Zorro devait poursuivre une fructueuse carrière à la télévision. Linda Stirling, en 1944, fut la première à adapter les aventures du cavalier noir au petit écran. En 1957, le grand Walt Disney s’emparait à son tour du personnage et tournait une série d’une quarantaine d’épisodes. Son Zorro, plus vrai que nature, incarné par le fringant Guy Williams, allait combler de bonheur des millions de téléspectateurs.
D’autres Zorro ont fait à l’écran de fugitives apparitions (il y eut même une version enfant non admis, Les aventures érotiques de Zorro) et d’autres viendront sans doute encore. Mais c’est dans sa pureté originelle que le héros masqué garde aux yeux des foules toute son aura. Il reste l’une des plus authentiques incarnations de la bravoure, de la générosité et de la justice.
Un engouement qui ne s’est jamais démenti, comme le prouve la panoplie de gadgets dérivés de la zorromania que l’on peut trouver dans tous les magasins de jouets.

L’éternelle jeunesse de Zorro

Alors que Tarzan prend du ventre, que Superman ne cesse de perdre de la vitesse, que tant de héros de feuilleton ont disparu pour de bon, le célèbre justicier fait preuve d’une longévité étonnante. Aux USA, le personnage de Zorro continue à faire l’objet d’un véritable culte : des centaines de milliers de dollars sont encore dépensés chaque année pour l’achat d’objets et de gadgets qui évoquent ses prouesses : panoplie, album, disques, accessoires divers.
Zorro continue à bien se vendre.
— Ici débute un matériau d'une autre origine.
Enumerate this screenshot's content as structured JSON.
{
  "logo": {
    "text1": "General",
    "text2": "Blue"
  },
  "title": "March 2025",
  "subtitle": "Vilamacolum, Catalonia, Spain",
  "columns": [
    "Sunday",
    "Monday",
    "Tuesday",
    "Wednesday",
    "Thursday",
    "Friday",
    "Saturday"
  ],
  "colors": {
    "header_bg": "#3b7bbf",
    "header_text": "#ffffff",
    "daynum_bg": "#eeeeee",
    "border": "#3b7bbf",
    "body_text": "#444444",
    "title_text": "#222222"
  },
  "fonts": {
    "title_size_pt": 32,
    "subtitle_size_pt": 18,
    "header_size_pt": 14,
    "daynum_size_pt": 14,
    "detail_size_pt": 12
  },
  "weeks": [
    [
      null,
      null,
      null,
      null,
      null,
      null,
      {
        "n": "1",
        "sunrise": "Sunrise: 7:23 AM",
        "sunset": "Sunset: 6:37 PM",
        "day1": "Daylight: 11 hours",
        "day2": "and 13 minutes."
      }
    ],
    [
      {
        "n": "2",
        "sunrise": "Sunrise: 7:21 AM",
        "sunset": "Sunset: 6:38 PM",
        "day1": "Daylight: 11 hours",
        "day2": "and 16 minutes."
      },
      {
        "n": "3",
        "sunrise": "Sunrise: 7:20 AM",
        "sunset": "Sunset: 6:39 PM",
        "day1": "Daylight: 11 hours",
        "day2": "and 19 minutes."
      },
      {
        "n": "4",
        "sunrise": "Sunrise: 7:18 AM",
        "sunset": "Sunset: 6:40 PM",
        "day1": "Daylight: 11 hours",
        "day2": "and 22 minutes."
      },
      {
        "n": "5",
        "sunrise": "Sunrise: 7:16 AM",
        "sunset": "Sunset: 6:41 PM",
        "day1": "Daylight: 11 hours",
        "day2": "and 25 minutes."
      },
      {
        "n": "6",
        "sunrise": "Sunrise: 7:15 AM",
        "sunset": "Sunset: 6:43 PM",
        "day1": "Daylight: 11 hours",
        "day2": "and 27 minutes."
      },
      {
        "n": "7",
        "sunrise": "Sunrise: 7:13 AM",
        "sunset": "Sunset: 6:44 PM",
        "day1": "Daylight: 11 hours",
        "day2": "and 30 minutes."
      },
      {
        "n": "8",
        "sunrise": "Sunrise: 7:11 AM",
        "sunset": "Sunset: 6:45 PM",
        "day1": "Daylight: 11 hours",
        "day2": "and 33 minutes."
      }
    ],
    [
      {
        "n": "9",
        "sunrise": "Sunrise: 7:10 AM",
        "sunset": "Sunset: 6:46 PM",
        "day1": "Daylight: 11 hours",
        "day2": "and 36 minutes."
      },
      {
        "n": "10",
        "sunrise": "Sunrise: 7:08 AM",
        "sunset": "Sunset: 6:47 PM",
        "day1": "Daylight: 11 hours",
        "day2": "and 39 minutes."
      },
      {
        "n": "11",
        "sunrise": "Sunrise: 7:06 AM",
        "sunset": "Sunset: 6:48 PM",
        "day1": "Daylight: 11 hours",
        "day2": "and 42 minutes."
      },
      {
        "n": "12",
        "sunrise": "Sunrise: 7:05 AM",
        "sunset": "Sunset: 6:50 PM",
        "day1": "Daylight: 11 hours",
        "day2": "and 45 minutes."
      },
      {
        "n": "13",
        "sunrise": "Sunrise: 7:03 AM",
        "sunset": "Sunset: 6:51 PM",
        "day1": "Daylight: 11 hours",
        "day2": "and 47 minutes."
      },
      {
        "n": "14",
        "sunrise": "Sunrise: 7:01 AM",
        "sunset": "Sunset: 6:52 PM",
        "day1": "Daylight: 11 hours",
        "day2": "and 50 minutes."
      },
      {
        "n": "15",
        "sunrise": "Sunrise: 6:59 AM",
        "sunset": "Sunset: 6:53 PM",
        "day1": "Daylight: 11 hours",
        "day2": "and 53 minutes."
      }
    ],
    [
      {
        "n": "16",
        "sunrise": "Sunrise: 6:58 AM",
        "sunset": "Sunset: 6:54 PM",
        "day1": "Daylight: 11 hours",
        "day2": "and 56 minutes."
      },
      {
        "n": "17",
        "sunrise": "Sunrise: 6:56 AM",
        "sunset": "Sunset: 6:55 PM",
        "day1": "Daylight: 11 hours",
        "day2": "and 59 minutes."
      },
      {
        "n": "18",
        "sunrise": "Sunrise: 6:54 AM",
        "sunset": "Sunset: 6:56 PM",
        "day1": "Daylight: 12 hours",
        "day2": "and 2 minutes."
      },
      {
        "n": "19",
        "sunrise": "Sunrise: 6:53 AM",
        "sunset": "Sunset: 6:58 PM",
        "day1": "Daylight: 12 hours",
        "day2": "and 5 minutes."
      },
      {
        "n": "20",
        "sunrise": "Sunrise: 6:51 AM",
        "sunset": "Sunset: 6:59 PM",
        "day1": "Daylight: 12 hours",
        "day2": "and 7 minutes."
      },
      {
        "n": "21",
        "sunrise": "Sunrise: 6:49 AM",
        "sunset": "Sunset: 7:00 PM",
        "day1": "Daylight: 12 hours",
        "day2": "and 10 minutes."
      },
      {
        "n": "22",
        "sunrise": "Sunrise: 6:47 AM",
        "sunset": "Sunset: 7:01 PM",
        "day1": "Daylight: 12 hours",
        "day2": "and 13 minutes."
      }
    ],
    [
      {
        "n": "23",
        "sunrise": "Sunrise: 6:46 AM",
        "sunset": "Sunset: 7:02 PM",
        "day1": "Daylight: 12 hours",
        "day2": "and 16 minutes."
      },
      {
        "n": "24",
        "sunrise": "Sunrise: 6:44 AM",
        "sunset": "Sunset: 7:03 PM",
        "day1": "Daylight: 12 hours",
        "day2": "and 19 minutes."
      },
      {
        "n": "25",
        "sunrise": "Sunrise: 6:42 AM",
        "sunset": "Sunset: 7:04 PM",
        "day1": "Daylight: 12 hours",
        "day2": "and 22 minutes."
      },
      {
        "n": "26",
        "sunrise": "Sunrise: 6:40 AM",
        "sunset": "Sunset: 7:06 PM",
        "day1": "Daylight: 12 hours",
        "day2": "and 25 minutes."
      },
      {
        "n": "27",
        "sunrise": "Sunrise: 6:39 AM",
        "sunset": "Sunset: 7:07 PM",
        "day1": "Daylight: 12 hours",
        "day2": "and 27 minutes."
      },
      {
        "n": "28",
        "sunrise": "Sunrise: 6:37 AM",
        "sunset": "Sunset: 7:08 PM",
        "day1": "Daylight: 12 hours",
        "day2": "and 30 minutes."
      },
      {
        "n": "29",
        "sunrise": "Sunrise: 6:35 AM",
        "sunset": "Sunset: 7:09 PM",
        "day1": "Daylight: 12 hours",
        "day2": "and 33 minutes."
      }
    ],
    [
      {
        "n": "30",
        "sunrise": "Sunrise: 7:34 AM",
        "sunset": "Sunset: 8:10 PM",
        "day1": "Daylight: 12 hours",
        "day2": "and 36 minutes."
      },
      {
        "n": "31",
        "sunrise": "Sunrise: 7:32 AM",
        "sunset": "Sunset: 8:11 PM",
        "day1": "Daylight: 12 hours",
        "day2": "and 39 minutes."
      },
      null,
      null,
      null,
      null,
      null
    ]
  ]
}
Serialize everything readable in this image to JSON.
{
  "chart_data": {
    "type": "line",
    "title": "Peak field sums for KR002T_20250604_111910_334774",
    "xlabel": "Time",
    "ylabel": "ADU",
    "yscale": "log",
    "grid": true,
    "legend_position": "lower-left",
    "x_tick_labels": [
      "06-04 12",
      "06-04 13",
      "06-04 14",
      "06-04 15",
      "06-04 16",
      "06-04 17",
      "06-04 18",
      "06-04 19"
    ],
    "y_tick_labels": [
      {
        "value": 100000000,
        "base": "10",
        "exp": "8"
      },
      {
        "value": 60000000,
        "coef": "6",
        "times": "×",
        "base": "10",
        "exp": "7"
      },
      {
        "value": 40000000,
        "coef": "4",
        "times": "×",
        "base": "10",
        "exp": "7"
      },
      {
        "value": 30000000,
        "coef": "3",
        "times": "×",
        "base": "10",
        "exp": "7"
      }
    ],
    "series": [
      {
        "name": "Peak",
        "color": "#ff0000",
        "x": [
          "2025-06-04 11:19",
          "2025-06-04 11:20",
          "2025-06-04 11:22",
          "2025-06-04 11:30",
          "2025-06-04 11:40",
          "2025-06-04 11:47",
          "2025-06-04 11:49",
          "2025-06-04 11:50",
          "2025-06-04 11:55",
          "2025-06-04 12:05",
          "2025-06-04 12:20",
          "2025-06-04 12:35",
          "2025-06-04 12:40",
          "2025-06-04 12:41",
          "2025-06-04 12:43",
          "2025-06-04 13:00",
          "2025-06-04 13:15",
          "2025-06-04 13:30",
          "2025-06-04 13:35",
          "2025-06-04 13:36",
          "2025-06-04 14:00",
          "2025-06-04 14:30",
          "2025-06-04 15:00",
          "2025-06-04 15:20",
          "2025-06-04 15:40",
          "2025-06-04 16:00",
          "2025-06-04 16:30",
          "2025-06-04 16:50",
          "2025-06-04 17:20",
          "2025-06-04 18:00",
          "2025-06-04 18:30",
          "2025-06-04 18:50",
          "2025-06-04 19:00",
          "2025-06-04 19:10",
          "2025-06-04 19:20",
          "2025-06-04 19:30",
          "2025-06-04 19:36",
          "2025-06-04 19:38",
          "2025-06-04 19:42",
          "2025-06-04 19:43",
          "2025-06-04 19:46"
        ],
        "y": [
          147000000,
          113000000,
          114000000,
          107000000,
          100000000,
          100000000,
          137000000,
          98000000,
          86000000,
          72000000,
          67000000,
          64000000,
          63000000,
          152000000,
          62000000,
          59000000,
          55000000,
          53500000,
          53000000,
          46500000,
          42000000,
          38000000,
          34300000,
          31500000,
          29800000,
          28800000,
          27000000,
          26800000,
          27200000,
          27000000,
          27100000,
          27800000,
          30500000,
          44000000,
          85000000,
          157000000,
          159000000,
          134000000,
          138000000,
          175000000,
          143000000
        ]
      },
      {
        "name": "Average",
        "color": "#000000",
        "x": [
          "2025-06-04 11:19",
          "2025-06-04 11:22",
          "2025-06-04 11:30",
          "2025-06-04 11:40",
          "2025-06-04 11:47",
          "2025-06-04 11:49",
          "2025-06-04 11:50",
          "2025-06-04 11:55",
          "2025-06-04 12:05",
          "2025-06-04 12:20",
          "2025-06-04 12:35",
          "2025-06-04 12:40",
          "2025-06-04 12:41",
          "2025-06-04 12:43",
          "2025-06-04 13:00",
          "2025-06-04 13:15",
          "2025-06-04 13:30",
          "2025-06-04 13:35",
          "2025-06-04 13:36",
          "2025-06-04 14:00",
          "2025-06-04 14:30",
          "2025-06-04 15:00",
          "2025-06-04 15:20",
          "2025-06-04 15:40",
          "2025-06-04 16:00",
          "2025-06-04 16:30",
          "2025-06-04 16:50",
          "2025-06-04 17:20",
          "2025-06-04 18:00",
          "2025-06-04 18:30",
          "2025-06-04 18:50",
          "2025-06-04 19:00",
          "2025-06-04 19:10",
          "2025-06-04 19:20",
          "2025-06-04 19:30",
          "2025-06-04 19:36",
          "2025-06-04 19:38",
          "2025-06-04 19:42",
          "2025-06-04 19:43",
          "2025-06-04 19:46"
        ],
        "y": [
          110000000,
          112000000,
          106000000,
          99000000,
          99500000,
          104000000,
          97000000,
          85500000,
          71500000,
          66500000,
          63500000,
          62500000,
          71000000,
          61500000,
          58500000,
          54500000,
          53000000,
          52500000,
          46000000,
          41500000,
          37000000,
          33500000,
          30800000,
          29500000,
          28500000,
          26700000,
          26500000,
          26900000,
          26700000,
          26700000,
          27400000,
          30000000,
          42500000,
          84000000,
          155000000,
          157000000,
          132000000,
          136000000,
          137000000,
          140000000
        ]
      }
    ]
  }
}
Henri Salvador en sait quelque chose, à qui sa chanson fétiche aurait suffi à le faire vivre au soleil jusqu’à la fin de ses jours.
Zorro a-t-il un secret à tant de jeunesse et tant de réussite ? Peut-être tout simplement d’avoir su rester près de notre âme d’enfant, d’avoir gardé intacte cette meilleure part de nous-mêmes, éprise de justice et de chevalerie.
Les interprètes se succèdent et les visages passent à l’écran.
Mais les vertus qu’ils incarnent demeurent. Et c’est pourquoi Zorro, qui n’a sans doute jamais existé, gardera toujours à nos yeux ce sourire triomphant.